Mrs. Biakeddy’s body is lying three-quarters prone in a large pool of what is apparently her own blood. She is very dark-skinned and wrinkled from long years in the sun. She has snowy white—very well taken care of—hair. There is an obvious hole in the back of her blouse, presumably the entrance wound, and almost certainly the cause of death. She is dressed in Navajo “best dress”—fully beaded foot-high moccasins, a pleated rich blood-red colored velvet skirt and a matching long-sleeved blouse, and a silver Concho belt. She is wearing turquoise rings on both hands, a simple gold wedding band, and six or seven turquoise inlaid bracelets as bling. Around her neck is a striking ornate antique sterling silver petit point turquoise pendant.

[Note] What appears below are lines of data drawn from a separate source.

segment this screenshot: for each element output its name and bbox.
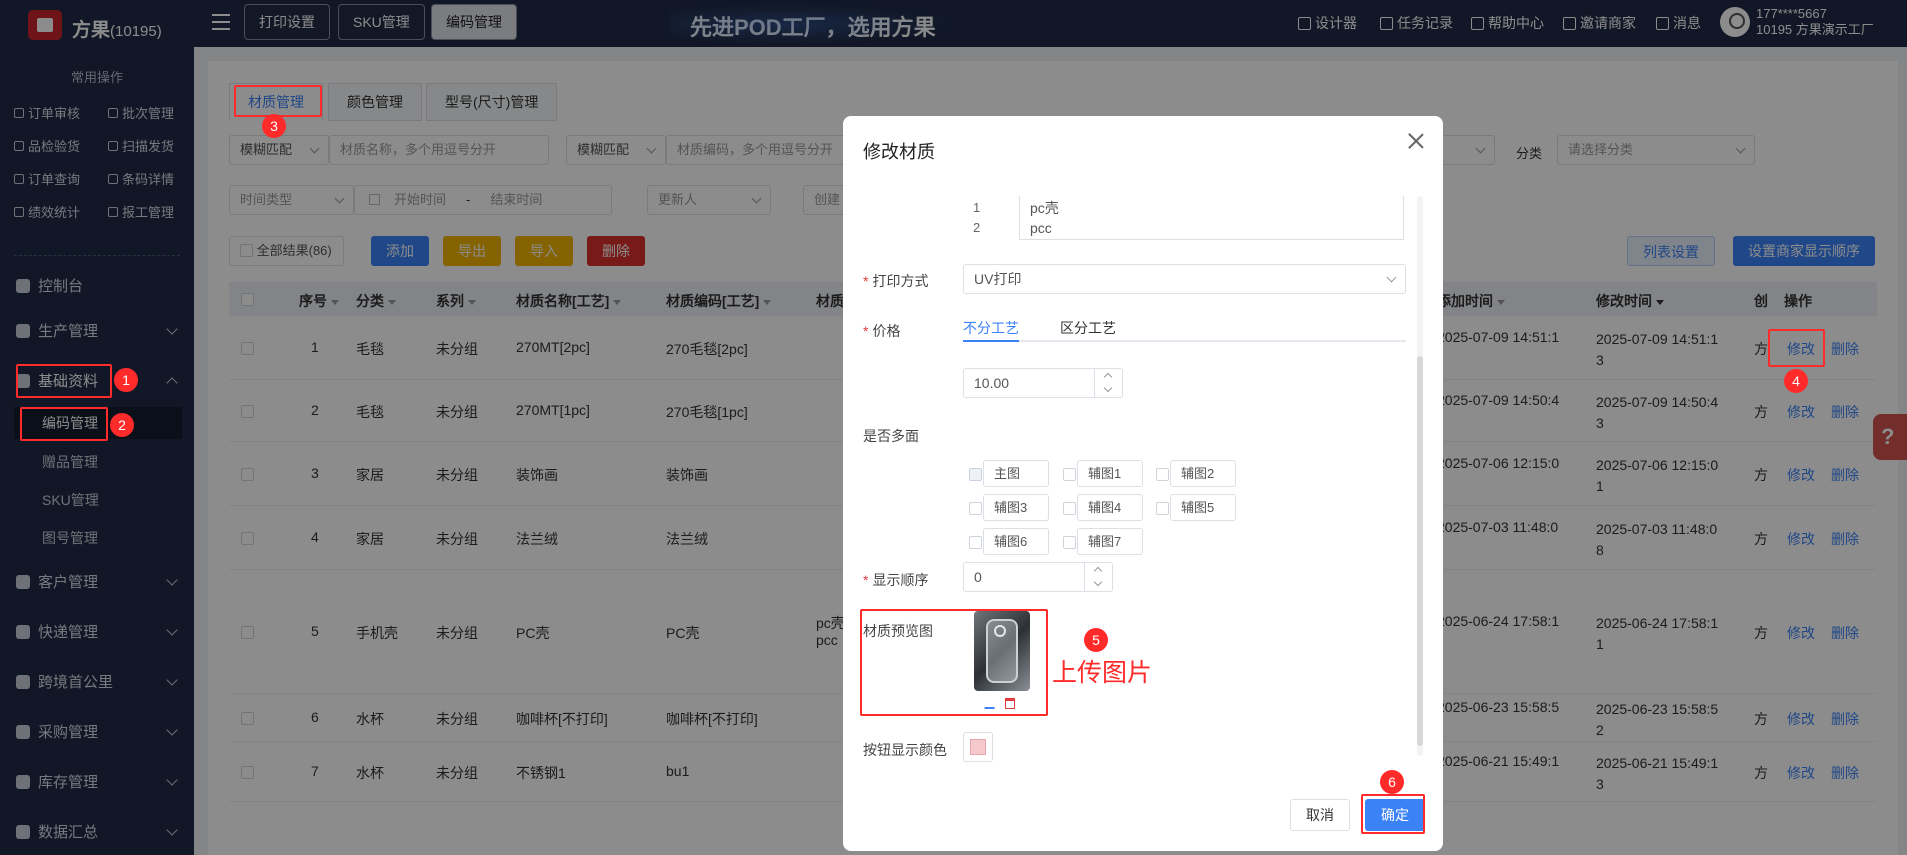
face-name-input[interactable]: 辅图4 [1077, 494, 1143, 521]
stepper-icon[interactable] [1084, 563, 1112, 591]
price-tab-by-process[interactable]: 区分工艺 [1060, 318, 1116, 338]
required-mark: * [863, 572, 869, 588]
annotation-box-preview [860, 609, 1048, 716]
annotation-badge-3: 3 [262, 114, 286, 138]
face-checkbox[interactable] [969, 468, 982, 481]
annotation-box-material-tab [234, 85, 322, 117]
face-checkbox[interactable] [1156, 502, 1169, 515]
color-picker[interactable] [963, 732, 993, 762]
face-checkbox[interactable] [1063, 468, 1076, 481]
annotation-badge-5: 5 [1084, 628, 1108, 652]
display-order-input[interactable]: 0 [963, 562, 1113, 592]
annotation-badge-6: 6 [1380, 770, 1404, 794]
list-item: pcc [1030, 220, 1052, 236]
stepper-icon[interactable] [1094, 369, 1122, 397]
line-number: 2 [973, 220, 981, 235]
face-checkbox[interactable] [1063, 536, 1076, 549]
face-checkbox[interactable] [969, 502, 982, 515]
price-tabs [963, 312, 1406, 342]
edit-material-dialog: 修改材质 12 pc壳 pcc * 打印方式 UV打印 * 价格 不分工艺 区分工艺 … [843, 116, 1443, 851]
dialog-scrollbar[interactable] [1417, 196, 1423, 756]
annotation-badge-2: 2 [110, 413, 134, 437]
list-item: pc壳 [1030, 200, 1059, 216]
button-color-label: 按钮显示颜色 [863, 742, 947, 758]
cancel-button[interactable]: 取消 [1290, 799, 1350, 831]
face-name-input[interactable]: 辅图7 [1077, 528, 1143, 555]
face-name-input[interactable]: 辅图5 [1170, 494, 1236, 521]
annotation-box-edit [1768, 329, 1825, 367]
dialog-title: 修改材质 [863, 142, 935, 162]
label-text: 打印方式 [872, 273, 929, 289]
label-text: 显示顺序 [872, 572, 929, 588]
price-label: * 价格 [863, 321, 900, 341]
multi-face-label: 是否多面 [863, 428, 919, 444]
face-name-input[interactable]: 辅图1 [1077, 460, 1143, 487]
face-checkbox[interactable] [1156, 468, 1169, 481]
face-name-input[interactable]: 辅图3 [983, 494, 1049, 521]
label-text: 价格 [872, 323, 901, 339]
required-mark: * [863, 323, 869, 339]
face-name-input[interactable]: 辅图2 [1170, 460, 1236, 487]
price-tab-unified[interactable]: 不分工艺 [963, 318, 1019, 342]
annotation-upload-note: 上传图片 [1052, 659, 1153, 687]
face-checkbox[interactable] [969, 536, 982, 549]
annotation-badge-1: 1 [114, 368, 138, 392]
required-mark: * [863, 273, 869, 289]
price-value: 10.00 [974, 375, 1010, 391]
list-numbers: 12 [973, 198, 983, 238]
color-swatch [970, 739, 986, 755]
annotation-badge-4: 4 [1784, 369, 1808, 393]
scroll-thumb[interactable] [1417, 356, 1423, 746]
close-icon[interactable] [1407, 132, 1425, 150]
order-value: 0 [974, 569, 982, 585]
print-method-select[interactable]: UV打印 [963, 264, 1406, 294]
face-checkbox[interactable] [1063, 502, 1076, 515]
face-name-input[interactable]: 辅图6 [983, 528, 1049, 555]
annotation-box-basic-data [16, 364, 112, 398]
face-name-input[interactable]: 主图 [983, 460, 1049, 487]
annotation-box-code-management [20, 407, 108, 441]
display-order-label: * 显示顺序 [863, 570, 928, 590]
annotation-box-confirm [1361, 794, 1425, 834]
price-input[interactable]: 10.00 [963, 368, 1123, 398]
material-list-textarea[interactable]: pc壳 pcc [1019, 196, 1404, 240]
line-number: 1 [973, 200, 981, 215]
print-method-label: * 打印方式 [863, 271, 928, 291]
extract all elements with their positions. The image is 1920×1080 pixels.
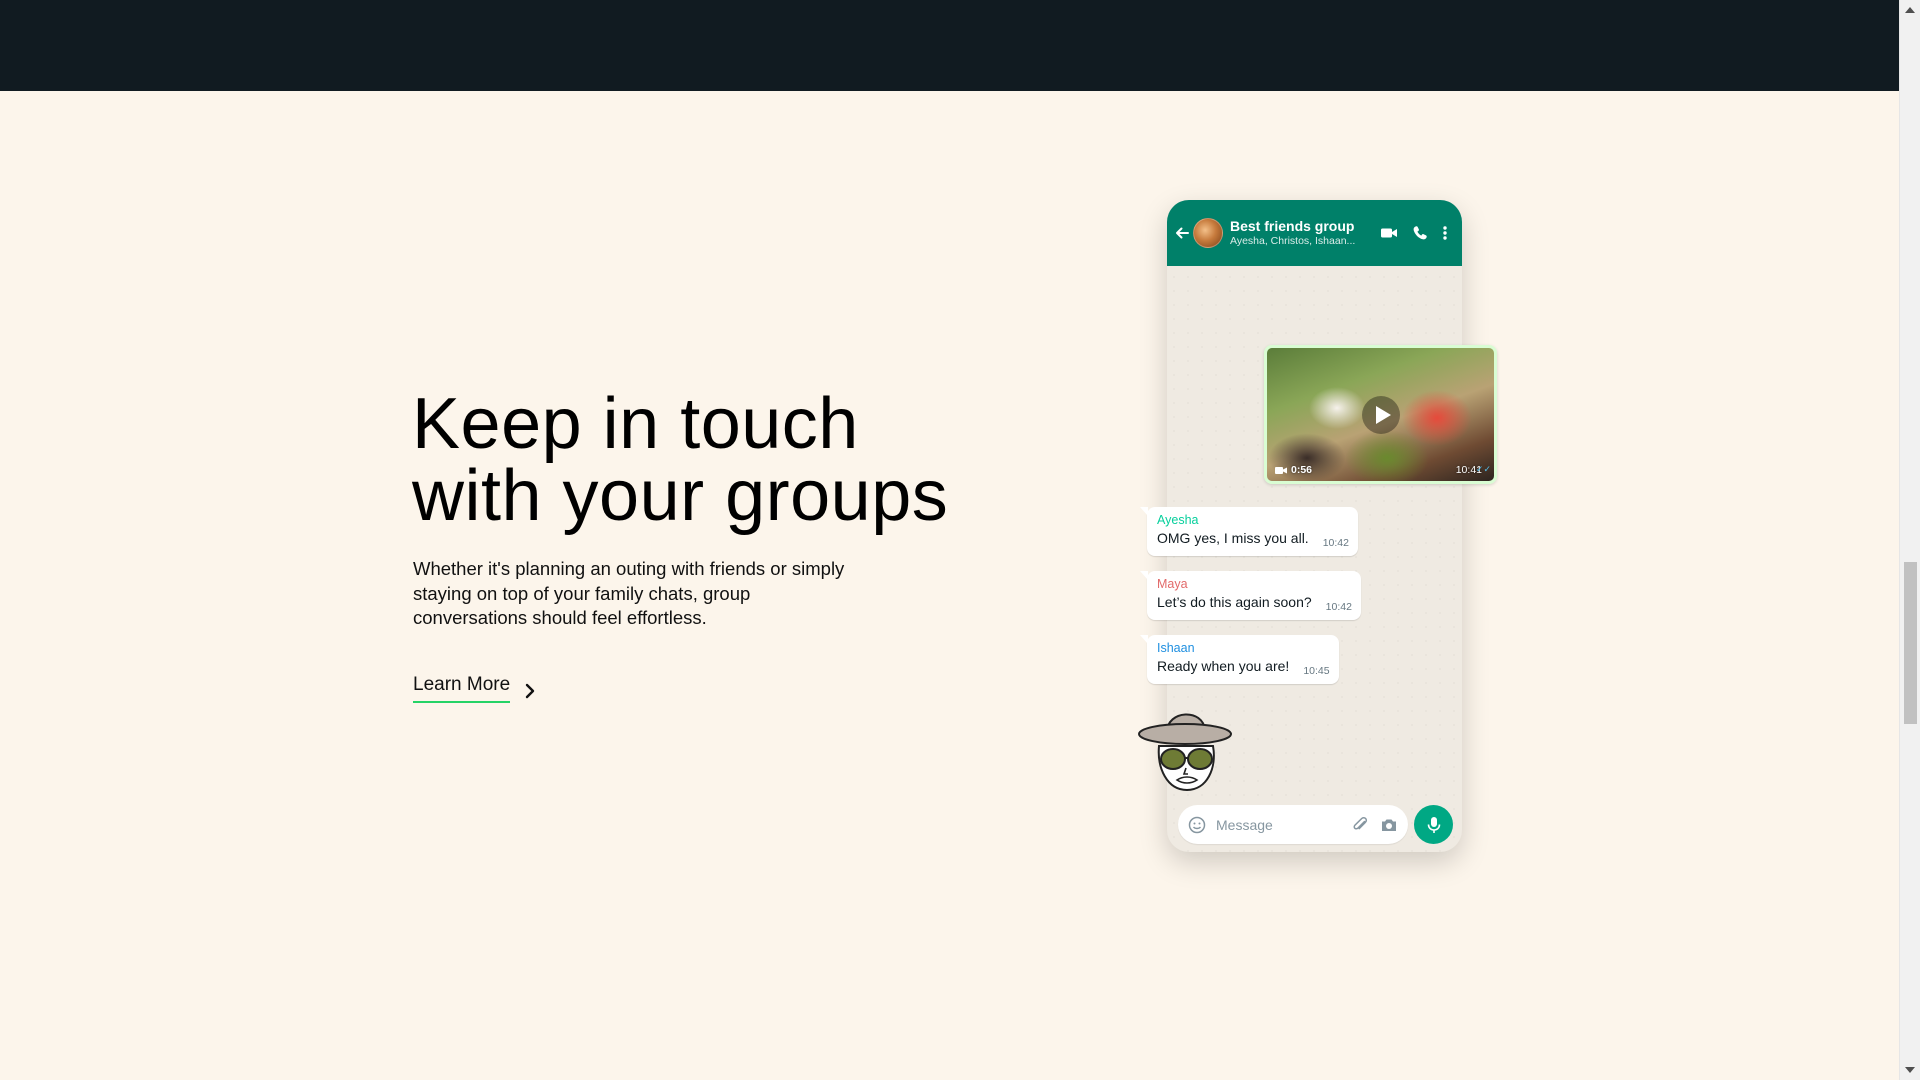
hero-title-line-1: Keep in touch [412,384,859,464]
video-duration-text: 0:56 [1291,464,1313,476]
video-duration: 0:56 [1275,464,1312,476]
hero-title-line-2: with your groups [412,456,949,536]
message-text: OMG yes, I miss you all. [1157,530,1309,546]
more-options-icon[interactable] [1442,225,1448,241]
learn-more-link[interactable]: Learn More [413,674,536,703]
read-receipt-icon: ✓✓ [1475,464,1491,474]
hero-description: Whether it's planning an outing with fri… [413,558,845,628]
message-sender: Maya [1157,577,1188,591]
sticker-face-with-hat-icon[interactable] [1137,702,1237,794]
message-bubble[interactable]: Ishaan Ready when you are! 10:45 [1140,635,1339,684]
page-scrollbar[interactable] [1899,0,1920,1080]
play-icon[interactable] [1361,395,1400,434]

“It apparently wasn’t a robbery,” Lt. Begay says, noting the obvious.
“It’s been a long time since we’ve seen a nondrug related killing in these parts,” Sgt. Moon says. “I can’t even remember the last time I saw the murder of an uptown native-American senior.”
“You can say ‘Indian,’ Cliff. It’s back to being okay on the politically correct list,” Naalnish says.
Cliff nods, “Can’t be too careful.”
Cliff, Naalnish, and Dodge share a small laugh.
“TOD was pretty close to eight-forty-five this morning. We kept her as cool as we could. Our CSI team is about done. Not much to find or see except a box of flyers about school issues she was apparently handing out. I presume you will want to take her back to Window Rock for autopsy, no?”
“Yes. That will save you the grief of having to deal with the feds and the Indians, which is a very complicated and frustrating arrangement, as I know even better than you do. In fact this is our third homicide in the last two days; we’re having a run on them. Beginning to look like maybe the same MO. The vics are certainly similar—dressed-up, high class citizens, and Indians with at least one similarity besides their ethnicity. They all have had something to do with the movement to change the school system for our kids from the deeply entrenched old ways and more into the modern age; so, they will have a chance at competing,” Dodge adds.